Istanbul is often thought to be the capital of Turkey due to its overwhelming popularity with visitors, and of course because it actually was the capital up until the 1920s, then referred to as Constantinople. Throughout history it has been an important gateway from the west to the east and still represents that perfect blend. Important sites like the Blue Mosque (Sultan Ahmed Mosque), the Topkapi Palace, and possibly most important of all the Hagia Sophia, or Aya Sofia, all lie close together within the old section Sultanahmet, and the more business side of the city with modern architecture and malls sitting appropriately within the New City, all of which are worthy of a visit. However, I cannot stress enough that you really, really, really need to visit the Hagia Sophia, it cannot be denied that it is the most incredible building in all of Turkey. Dating from 537 AD the Hagia Sophia is shrouded in history, originally built as a church before a fire consumed it, then rebuilt as a mosque in the 15th century, it now stands as a museum dedicated to the religions that it has served, showcasing some of the only inter-religious artefacts in the world.
Istanbul is just a maze of hidden treasures, cobbled stoned streets that take you from one lively street down to a small lane with just one cade on it offering what could possibly be the best Turkish tea in the city (not to be confused with the popular apple tea, which is mostly only drunk by tourists), or another street that is lined with some of the most magnificent traditional Turkish carpets. It’s like an entirely different world, the faint smells of flavoursome shishas drifting throughout the alleyways and the taste of Turkish delight never quite disappearing from your mouth, because you haven’t been able to stop trying all the weird and wonderful flavours that they have on offer. Oh and the spice markets, overflowing with beautiful bright scents and colours that have the ability to transport you to a whole other world entirely with just a small sniff of cumin or cloves.
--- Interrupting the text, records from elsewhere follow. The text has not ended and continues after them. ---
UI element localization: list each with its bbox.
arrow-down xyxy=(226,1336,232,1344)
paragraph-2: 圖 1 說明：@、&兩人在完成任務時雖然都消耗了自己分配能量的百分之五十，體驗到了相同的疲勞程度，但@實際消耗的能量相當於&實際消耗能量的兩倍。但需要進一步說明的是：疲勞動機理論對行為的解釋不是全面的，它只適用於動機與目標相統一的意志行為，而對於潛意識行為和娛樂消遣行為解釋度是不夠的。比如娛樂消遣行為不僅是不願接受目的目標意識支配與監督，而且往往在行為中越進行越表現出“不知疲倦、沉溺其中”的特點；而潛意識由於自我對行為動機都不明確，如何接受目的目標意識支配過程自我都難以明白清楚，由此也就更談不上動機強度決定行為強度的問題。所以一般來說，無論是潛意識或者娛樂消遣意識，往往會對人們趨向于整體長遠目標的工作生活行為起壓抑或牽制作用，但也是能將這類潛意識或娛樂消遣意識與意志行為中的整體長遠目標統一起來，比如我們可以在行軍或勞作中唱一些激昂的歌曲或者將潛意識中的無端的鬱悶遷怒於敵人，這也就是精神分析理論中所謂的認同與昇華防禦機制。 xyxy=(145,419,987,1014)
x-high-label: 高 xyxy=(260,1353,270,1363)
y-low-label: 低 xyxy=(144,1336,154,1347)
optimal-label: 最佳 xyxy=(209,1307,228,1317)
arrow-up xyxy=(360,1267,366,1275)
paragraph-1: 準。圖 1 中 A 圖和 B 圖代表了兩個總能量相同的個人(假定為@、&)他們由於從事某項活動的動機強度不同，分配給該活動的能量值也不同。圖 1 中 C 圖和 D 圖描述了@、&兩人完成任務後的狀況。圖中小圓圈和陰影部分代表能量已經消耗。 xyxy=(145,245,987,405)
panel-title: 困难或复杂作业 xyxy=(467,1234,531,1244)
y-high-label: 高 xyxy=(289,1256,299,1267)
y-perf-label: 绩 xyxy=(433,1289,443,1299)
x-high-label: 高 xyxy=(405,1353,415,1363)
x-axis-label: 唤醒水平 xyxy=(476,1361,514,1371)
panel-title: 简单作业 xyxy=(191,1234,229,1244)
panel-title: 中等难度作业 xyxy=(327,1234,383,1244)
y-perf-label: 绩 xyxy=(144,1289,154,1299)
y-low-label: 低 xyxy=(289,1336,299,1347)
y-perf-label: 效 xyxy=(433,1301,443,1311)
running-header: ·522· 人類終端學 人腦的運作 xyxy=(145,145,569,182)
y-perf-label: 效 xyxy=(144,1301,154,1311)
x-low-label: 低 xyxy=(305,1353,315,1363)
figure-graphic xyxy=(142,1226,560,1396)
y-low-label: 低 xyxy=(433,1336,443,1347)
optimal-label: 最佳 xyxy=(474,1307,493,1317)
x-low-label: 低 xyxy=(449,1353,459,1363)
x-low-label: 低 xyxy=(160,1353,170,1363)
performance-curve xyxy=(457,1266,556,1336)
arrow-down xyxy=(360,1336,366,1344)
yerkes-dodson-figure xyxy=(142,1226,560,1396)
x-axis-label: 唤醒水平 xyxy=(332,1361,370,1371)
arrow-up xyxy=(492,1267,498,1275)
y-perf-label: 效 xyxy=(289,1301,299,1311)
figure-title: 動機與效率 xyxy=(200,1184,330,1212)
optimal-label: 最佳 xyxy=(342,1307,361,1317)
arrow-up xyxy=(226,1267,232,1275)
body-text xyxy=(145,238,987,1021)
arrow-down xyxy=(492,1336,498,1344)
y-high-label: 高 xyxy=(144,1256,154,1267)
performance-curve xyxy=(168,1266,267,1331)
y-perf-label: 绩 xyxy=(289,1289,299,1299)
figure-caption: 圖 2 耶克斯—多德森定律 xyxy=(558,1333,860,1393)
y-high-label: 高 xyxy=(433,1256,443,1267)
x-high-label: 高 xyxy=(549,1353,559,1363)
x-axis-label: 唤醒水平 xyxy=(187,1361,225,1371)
The grand bazaar will fill you with a sense of excitement and adrenaline as you wander the aisles haggling with shop keepers that are always willing to give you a good deal so long as you’re up for a little game of back and forth, which is all in good fun. Gazing through the many shops, you’ll stumble upon the tacky gifts, but underneath you’ll find some of the most beautiful of gems from the smoothest silk scarves to the cutest little traditional tea sets. But the real treasures to be found are of course those lovely extravagant lamps and lanterns that seem to glitter and reflect the yellowish light, dazzling like a thousand diamonds getting hit by the sun and shimmering in a rainbow of colours. It is impossibly not to succumb into buying one, or many. A lot of the time there will be signs displaying taking photos is not allowed, but all you need to do is ask the shop attendant and they will most often than not allow you to take as many pictures as you want. Really the Turkish people are some of the friendliest people, if you can get past the up-front approaches to sales and have conversations with the locals you will be amongst some really great company.
It is hard to put into words the exquisiteness of this ancient city. I find myself completely and utterly in love with this town, I have as of yet to find a city that has been able to capture my heart in such a short amount of time, and I hope that more people will be willing to experience Istanbul, shrouded in history and beauty there is no way that anyone can be disappointed by it. So please try not to be too hyper aware of what the media is portraying because it is over dramatised as every Turk will tell you, which will only become apparent to you once you are there. But always remember to be cautious and wise whenever exploring a new place, and to never go anywhere that you do not feel safe or comfortable.